Chapter 3, “Gateway: From Cable Colony to Network Operations Center,” delineates the shifting history and geography of Pacific cable stations, and outlines the ways colonization, militarization, and “spatial practices of operation, upkeep, and labor” continue to inform our current global oceanic cable system (97). Through a careful exploration of the physical infrastructure and complex labor relations that support connections across cultural and political borders, this chapter details how the network developed from laborers’ bodies to include increasingly expansive architecture. In doing so, Starosielski “delineates how the perceived boundaries of the cable station have shifted--from body to architecture to knowledge--and by shaping contours in cable environments, have anchored the undersea network in these sites” (98-9).

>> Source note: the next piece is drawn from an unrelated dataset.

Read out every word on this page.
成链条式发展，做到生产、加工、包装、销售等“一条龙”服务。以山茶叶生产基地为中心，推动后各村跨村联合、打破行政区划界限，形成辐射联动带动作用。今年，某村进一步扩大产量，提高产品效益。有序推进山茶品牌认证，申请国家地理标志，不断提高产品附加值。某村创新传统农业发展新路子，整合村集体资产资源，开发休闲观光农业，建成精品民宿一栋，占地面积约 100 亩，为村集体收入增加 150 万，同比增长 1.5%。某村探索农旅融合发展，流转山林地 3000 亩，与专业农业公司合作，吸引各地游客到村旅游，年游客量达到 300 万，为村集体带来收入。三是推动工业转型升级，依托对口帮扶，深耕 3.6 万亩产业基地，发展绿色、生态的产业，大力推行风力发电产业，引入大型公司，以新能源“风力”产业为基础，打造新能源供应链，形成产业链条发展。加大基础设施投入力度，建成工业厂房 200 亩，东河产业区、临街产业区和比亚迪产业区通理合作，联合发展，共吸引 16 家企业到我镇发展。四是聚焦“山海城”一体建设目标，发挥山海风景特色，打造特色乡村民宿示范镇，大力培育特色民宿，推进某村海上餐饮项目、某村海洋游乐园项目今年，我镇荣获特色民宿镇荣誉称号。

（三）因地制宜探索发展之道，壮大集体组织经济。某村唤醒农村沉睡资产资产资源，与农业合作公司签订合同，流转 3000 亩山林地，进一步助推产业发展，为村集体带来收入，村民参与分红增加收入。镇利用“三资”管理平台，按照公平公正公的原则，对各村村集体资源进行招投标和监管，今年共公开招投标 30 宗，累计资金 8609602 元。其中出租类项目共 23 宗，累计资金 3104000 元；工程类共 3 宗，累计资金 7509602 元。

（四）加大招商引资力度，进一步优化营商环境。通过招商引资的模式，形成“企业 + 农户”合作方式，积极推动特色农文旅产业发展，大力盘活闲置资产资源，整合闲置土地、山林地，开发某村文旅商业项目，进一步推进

Chapter 4, “Pressure Point: Turbulent Ecologies of the Cable Landing,” looks at cable landings as sites of conflict and turbulence. When cables surface through coastal environments and communities, “local actors can induce turbulence in the system,” and consequently “have produced disproportionate effects across the network” (24). Understanding the various vulnerabilities and “turbulent ecologies” detailed in this chapter ultimately “mean that cable routes remain resistant to change, and information flow, funneled through such pressure points, continues to be affected by the materiality of the world it traverses” (169).

Part 3

Chapter 5, “A Network of Islands: Interconnecting the Pacific,” analyzes Guam, Fiji, and Yap, and the impact that these islands’ insular qualities have on transoceanic networks, revealing how “networks and islands are mutually constituted” (173). Starosielski reads these locations in terms of the critical roles they play in the undersea network, collapsing their geographic distance into a tightly braided connectedness. The new storytelling presented in this chapter problematize the “connected vs. disconnected” paradigm to generate new models, and in turn “further substantiates the topography established throughout the book: technical networks of cable systems are both anchored in and stabilized by their surrounding environments” (174).

Chapter 6, “Cabled Depths: The Aquatic Afterlives of Signal Traffic,” details the undersea network’s long-term impact on oceanic knowledge, and chronicles the relationships among marine scientists, telegraph cable industries, and the U.S. military-industrial complex. While previous chapters primarily revolve around the digital materiality of the cable infrastructure and surrounding social practices that inform and emerge from it, this final chapter focuses instead on “the institutional and epistemological interconnections that have inflected cable development” (25). Starosielski identifies the undersea cable network as a porous and versatile technology that exists as a fluidity across culture, the communication of information, and environment.

 

Conclusion

As our global information network continues to grow, the environmental consequences of our data infrastructure will become increasingly apparent. In this shifting landscape, The Undersea Network’s intervention marks a critical moment for those invested in studying and improving the ecologies of our communication. Ultimately, Starosielski’s groundbreaking work serves as a crucial methodology and vocabulary for digital media scholars to better subvert the problematic myths of our information networks. The Undersea Network provides new ways to acknowledge, investigate, and when necessary, challenge the endless contingencies from which the Internet emerges.

References

Brennan, S., Loyer, E., & Starosielski, N. (2016). [Interactive map of undersea fiber-optic cable infrastructure]. Surfacing. Retrieved from http://www.surfacing.in.

Pound, Liu. (2013). “The amoderns: Reengaging the humanities.” A feature interview with Alan Liu. Amodern 2: Network archaeology. http://amodern.net/article/the-amoderns-reengaging-the-humanities/.

Starosielski, Nicole. (2015). The undersea network. USA: Duke University Press.